Wie war die Stimmung und Situation in Ihrem Elternhaus während dieser Zeit?
Man hat nicht so viel nachgedacht. Man war damit beschäftigt zu leben. Aber beide, Mutter und Vater, gingen nie zur Partei. Mein Vater war aber deshalb kein Revolutionär. Was unbedingt notwendig war, das hat er mitgemacht, ansonsten hat er sich rausgehalten.
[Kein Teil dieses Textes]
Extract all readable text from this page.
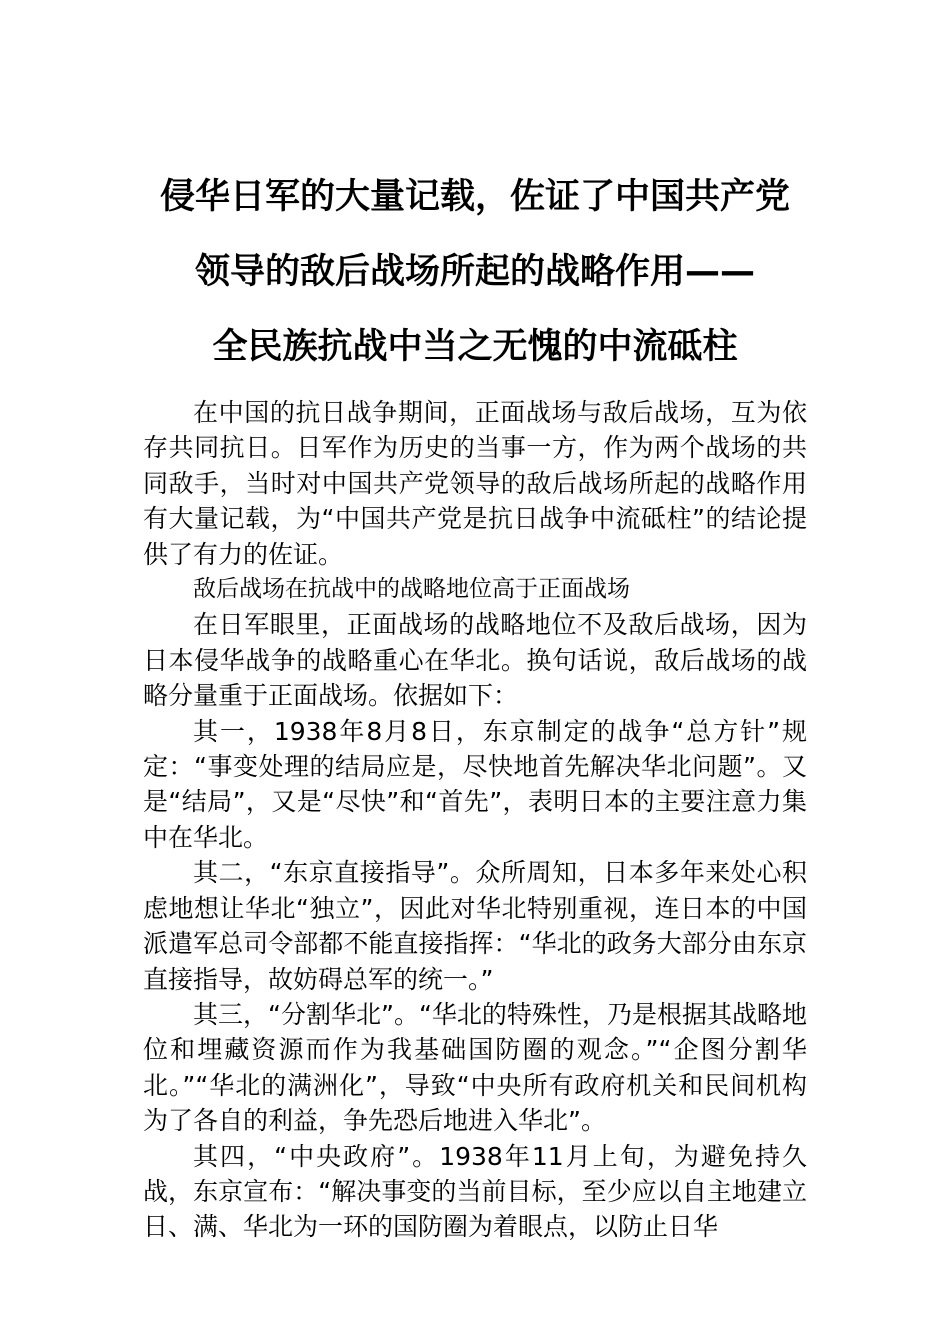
侵华日军的大量记载，佐证了中国共产党
领导的敌后战场所起的战略作用——
全民族抗战中当之无愧的中流砥柱

在中国的抗日战争期间，正面战场与敌后战场，互为依存共同抗日。日军作为历史的当事一方，作为两个战场的共同敌手，当时对中国共产党领导的敌后战场所起的战略作用有大量记载，为“中国共产党是抗日战争中流砥柱”的结论提供了有力的佐证。

敌后战场在抗战中的战略地位高于正面战场

在日军眼里，正面战场的战略地位不及敌后战场，因为日本侵华战争的战略重心在华北。换句话说，敌后战场的战略分量重于正面战场。依据如下：

其一，1938年8月8日，东京制定的战争“总方针”规定：“事变处理的结局应是，尽快地首先解决华北问题”。又是“结局”，又是“尽快”和“首先”，表明日本的主要注意力集中在华北。

其二，“东京直接指导”。众所周知，日本多年来处心积虑地想让华北“独立”，因此对华北特别重视，连日本的中国派遣军总司令部都不能直接指挥：“华北的政务大部分由东京直接指导，故妨碍总军的统一。”

其三，“分割华北”。“华北的特殊性，乃是根据其战略地位和埋藏资源而作为我基础国防圈的观念。”“企图分割华北。”“华北的满洲化”，导致“中央所有政府机关和民间机构为了各自的利益，争先恐后地进入华北”。

其四，“中央政府”。1938年11月上旬，为避免持久战，东京宣布：“解决事变的当前目标，至少应以自主地建立日、满、华北为一环的国防圈为着眼点，以防止日华
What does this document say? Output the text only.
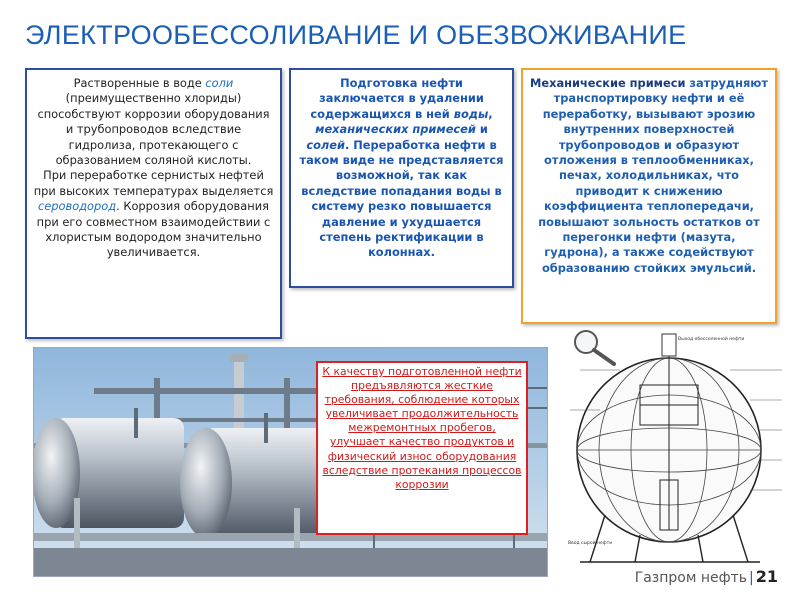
ЭЛЕКТРООБЕССОЛИВАНИЕ И ОБЕЗВОЖИВАНИЕ

Растворенные в воде соли (преимущественно хлориды) способствуют коррозии оборудования и трубопроводов вследствие гидролиза, протекающего с образованием соляной кислоты.

При переработке сернистых нефтей при высоких температурах выделяется сероводород. Коррозия оборудования при его совместном взаимодействии с хлористым водородом значительно увеличивается.

Подготовка нефти заключается в удалении содержащихся в ней воды, механических примесей и солей. Переработка нефти в таком виде не представляется возможной, так как вследствие попадания воды в систему резко повышается давление и ухудшается степень ректификации в колоннах.

Механические примеси затрудняют транспортировку нефти и её переработку, вызывают эрозию внутренних поверхностей трубопроводов и образуют отложения в теплообменниках, печах, холодильниках, что приводит к снижению коэффициента теплопередачи, повышают зольность остатков от перегонки нефти (мазута, гудрона), а также содействуют образованию стойких эмульсий.

К качеству подготовленной нефти предъявляются жесткие требования, соблюдение которых увеличивает продолжительность межремонтных пробегов, улучшает качество продуктов и физический износ оборудования вследствие протекания процессов коррозии
Выход обессоленной нефти
Ввод сырой нефти
Газпром нефть | 21
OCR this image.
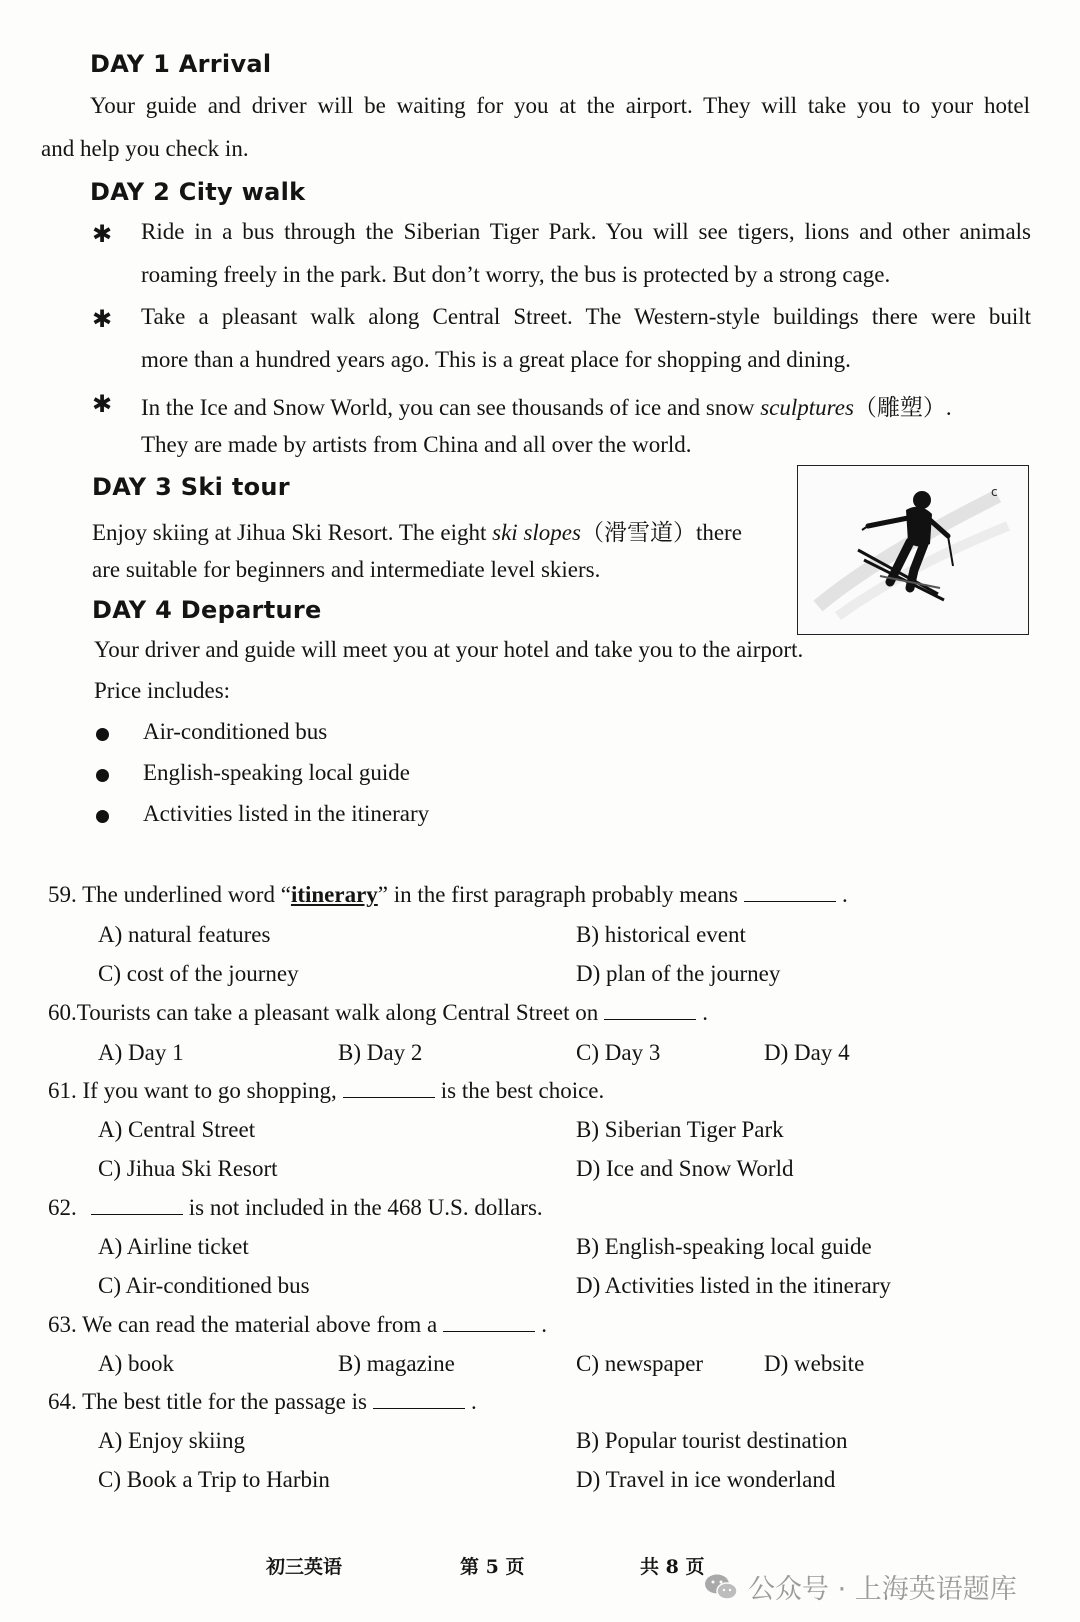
DAY 1 Arrival
Your guide and driver will be waiting for you at the airport. They will take you to your hotel
and help you check in.
DAY 2 City walk
✱ Ride in a bus through the Siberian Tiger Park. You will see tigers, lions and other animals
roaming freely in the park. But don’t worry, the bus is protected by a strong cage.
✱ Take a pleasant walk along Central Street. The Western-style buildings there were built
more than a hundred years ago. This is a great place for shopping and dining.
✱ In the Ice and Snow World, you can see thousands of ice and snow sculptures（雕塑）.
They are made by artists from China and all over the world.
DAY 3 Ski tour
Enjoy skiing at Jihua Ski Resort. The eight ski slopes（滑雪道）there
are suitable for beginners and intermediate level skiers.
c
DAY 4 Departure
Your driver and guide will meet you at your hotel and take you to the airport.
Price includes:
Air-conditioned bus
English-speaking local guide
Activities listed in the itinerary
59. The underlined word “itinerary” in the first paragraph probably means	.
A) natural features	B) historical event
C) cost of the journey	D) plan of the journey
60.Tourists can take a pleasant walk along Central Street on	.
A) Day 1	B) Day 2	C) Day 3	D) Day 4
61. If you want to go shopping,	is the best choice.
A) Central Street	B) Siberian Tiger Park
C) Jihua Ski Resort	D) Ice and Snow World
62.	is not included in the 468 U.S. dollars.
A) Airline ticket	B) English-speaking local guide
C) Air-conditioned bus	D) Activities listed in the itinerary
63. We can read the material above from a	.
A) book	B) magazine	C) newspaper	D) website
64. The best title for the passage is	.
A) Enjoy skiing	B) Popular tourist destination
C) Book a Trip to Harbin	D) Travel in ice wonderland
初三英语	第 5 页	共 8 页
公众号 · 上海英语题库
Angst muss ein ständiger Begleiter gewesen sein.
Ja, natürlich. Auch im Alltag war sie allgegenwärtig. Was durfte man tun, was nicht? Was durfte man sagen, was nicht? Und dann, später, die Bombenalarme. Wir sind immer in einen bestimmten Keller gegangen. Wo das Apollo-Kino war, da war früher ein Kloster – und die hatten einen tiefen, sicheren Keller. Unter der Paulskirche gab es auch einen Keller und in einem Teil davon ein Restaurant. Da hab ich auch so eine Buben-Erinnerung.

Erzählen Sie.
In diesem Restaurant saßen oft deutsche Soldaten mit ihren Mädchen und haben Bier getrunken. Über dem Lokal waren zwei Fenster. Und einmal haben wir Buben durch diese Fenster auf die Tische runtergepinkelt. Der Kellner hat den Hund auf uns gehetzt, aber der hat uns nichts getan, weil wir ihn gut kannten. Aber dieser Keller hat später eine dramatische Rolle in meinem Leben gespielt. Nach einem Bombenalarm wollte meine Familie in diesen Keller flüchten, aber der war schon voll. Also sind wir rüber ins Apollo-Kino. Und an diesem Tag schlug genau in diesen Keller, wo wir ursprünglich hinwollten, eine Bombe ein. Es gab unzählige Tote.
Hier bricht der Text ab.